La question est de savoir si la récente volatilité de quelques titres suffira à déclencher un déclin plus important des actifs risqués. Certes, les valeurs américaines se négocient à des niveaux qui semblent historiquement élevés. Toutefois, après un effondrement des marchés, comme en mars 2020, les valorisations semblent généralement élevées, surtout dans un environnement de faible rendement et de faible inflation. Cela rend les actifs tels que les obligations d'État et le crédit relativement peu attrayants. En outre, les valorisations sur les marchés boursiers hors États-Unis semblent nettement moins tendues et pourraient profiter de la reprise conjoncturelle.
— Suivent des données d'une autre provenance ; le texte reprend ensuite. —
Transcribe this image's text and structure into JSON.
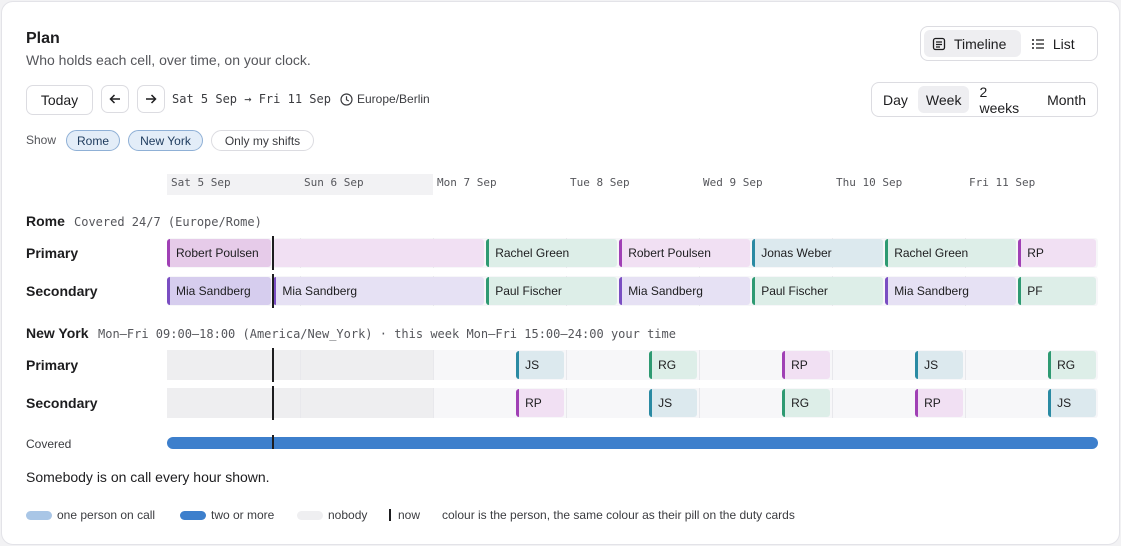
{
  "header": {
    "title": "Plan",
    "subtitle": "Who holds each cell, over time, on your clock."
  },
  "view_toggle": {
    "options": [
      {
        "label": "Timeline",
        "icon": "timeline-icon",
        "active": true
      },
      {
        "label": "List",
        "icon": "list-icon",
        "active": false
      }
    ]
  },
  "nav": {
    "today_label": "Today",
    "prev_icon": "arrow-left-icon",
    "next_icon": "arrow-right-icon",
    "range": "Sat 5 Sep → Fri 11 Sep",
    "timezone": "Europe/Berlin"
  },
  "zoom": {
    "options": [
      {
        "label": "Day",
        "active": false
      },
      {
        "label": "Week",
        "active": true
      },
      {
        "label": "2 weeks",
        "active": false
      },
      {
        "label": "Month",
        "active": false
      }
    ]
  },
  "filters": {
    "label": "Show",
    "chips": [
      {
        "label": "Rome",
        "active": true
      },
      {
        "label": "New York",
        "active": true
      },
      {
        "label": "Only my shifts",
        "active": false
      }
    ]
  },
  "days": [
    "Sat 5 Sep",
    "Sun 6 Sep",
    "Mon 7 Sep",
    "Tue 8 Sep",
    "Wed 9 Sep",
    "Thu 10 Sep",
    "Fri 11 Sep"
  ],
  "groups": [
    {
      "name": "Rome",
      "subtitle": "Covered 24/7 (Europe/Rome)",
      "rows": [
        {
          "label": "Primary",
          "shifts": [
            {
              "person": "Robert Poulsen",
              "start": 0,
              "end": 0.8
            },
            {
              "person": "",
              "start": 0.8,
              "end": 2.4
            },
            {
              "person": "Rachel Green",
              "start": 2.4,
              "end": 3.4
            },
            {
              "person": "Robert Poulsen",
              "start": 3.4,
              "end": 4.4
            },
            {
              "person": "Jonas Weber",
              "start": 4.4,
              "end": 5.4
            },
            {
              "person": "Rachel Green",
              "start": 5.4,
              "end": 6.4
            },
            {
              "person": "RP",
              "start": 6.4,
              "end": 7.0
            }
          ]
        },
        {
          "label": "Secondary",
          "shifts": [
            {
              "person": "Mia Sandberg",
              "start": 0,
              "end": 0.8
            },
            {
              "person": "Mia Sandberg",
              "start": 0.8,
              "end": 2.4
            },
            {
              "person": "Paul Fischer",
              "start": 2.4,
              "end": 3.4
            },
            {
              "person": "Mia Sandberg",
              "start": 3.4,
              "end": 4.4
            },
            {
              "person": "Paul Fischer",
              "start": 4.4,
              "end": 5.4
            },
            {
              "person": "Mia Sandberg",
              "start": 5.4,
              "end": 6.4
            },
            {
              "person": "PF",
              "start": 6.4,
              "end": 7.0
            }
          ]
        }
      ]
    },
    {
      "name": "New York",
      "subtitle": "Mon–Fri 09:00–18:00 (America/New_York) · this week Mon–Fri 15:00–24:00 your time",
      "rows": [
        {
          "label": "Primary",
          "shifts": [
            {
              "person": "JS",
              "start": 2.625,
              "end": 3.0
            },
            {
              "person": "RG",
              "start": 3.625,
              "end": 4.0
            },
            {
              "person": "RP",
              "start": 4.625,
              "end": 5.0
            },
            {
              "person": "JS",
              "start": 5.625,
              "end": 6.0
            },
            {
              "person": "RG",
              "start": 6.625,
              "end": 7.0
            }
          ]
        },
        {
          "label": "Secondary",
          "shifts": [
            {
              "person": "RP",
              "start": 2.625,
              "end": 3.0
            },
            {
              "person": "JS",
              "start": 3.625,
              "end": 4.0
            },
            {
              "person": "RG",
              "start": 4.625,
              "end": 5.0
            },
            {
              "person": "RP",
              "start": 5.625,
              "end": 6.0
            },
            {
              "person": "JS",
              "start": 6.625,
              "end": 7.0
            }
          ]
        }
      ]
    }
  ],
  "coverage": {
    "label": "Covered",
    "statement": "Somebody is on call every hour shown."
  },
  "legend": {
    "items": [
      {
        "label": "one person on call",
        "color": "#a9c6e6"
      },
      {
        "label": "two or more",
        "color": "#3d7fcc"
      },
      {
        "label": "nobody",
        "color": "#efeff1"
      },
      {
        "label": "now",
        "color": "#1d1d1f"
      }
    ],
    "note": "colour is the person, the same colour as their pill on the duty cards"
  },
  "colors": {
    "Robert Poulsen": "#a040b5",
    "RP": "#a040b5",
    "Rachel Green": "#2e9a72",
    "RG": "#2e9a72",
    "Jonas Weber": "#2a8aa3",
    "JS": "#2a8aa3",
    "Mia Sandberg": "#7a4ec2",
    "Paul Fischer": "#2e9a72",
    "PF": "#2e9a72"
  }
}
Dans l'ensemble, les investisseurs doivent s'attendre à une plus grande volatilité sur les marchés boursiers, ainsi qu'à des rendements plus modérés.

Les attentes des investisseurs concernant les bénéfices du dernier trimestre 2020 étaient modestes. Avec la saison de publication de résultats toujours en cours, quelque trois quarts des entreprises européennes et américaines ont dépassé les estimations en matière de bénéfice par action, ce qui renforce l'idée qu'une reprise économique est en voie de réalisation. Les secteurs cycliques en particulier ont réservé de bonnes surprises, avec les secteurs financiers et industriels européens, ainsi que les biens de consommation discrétionnaire, les secteurs financiers et des matières premières aux États-Unis. Cela suggère qu'il existe dans ces secteurs un potentiel de révision à la hausse des bénéfices dans le sillage de la reprise.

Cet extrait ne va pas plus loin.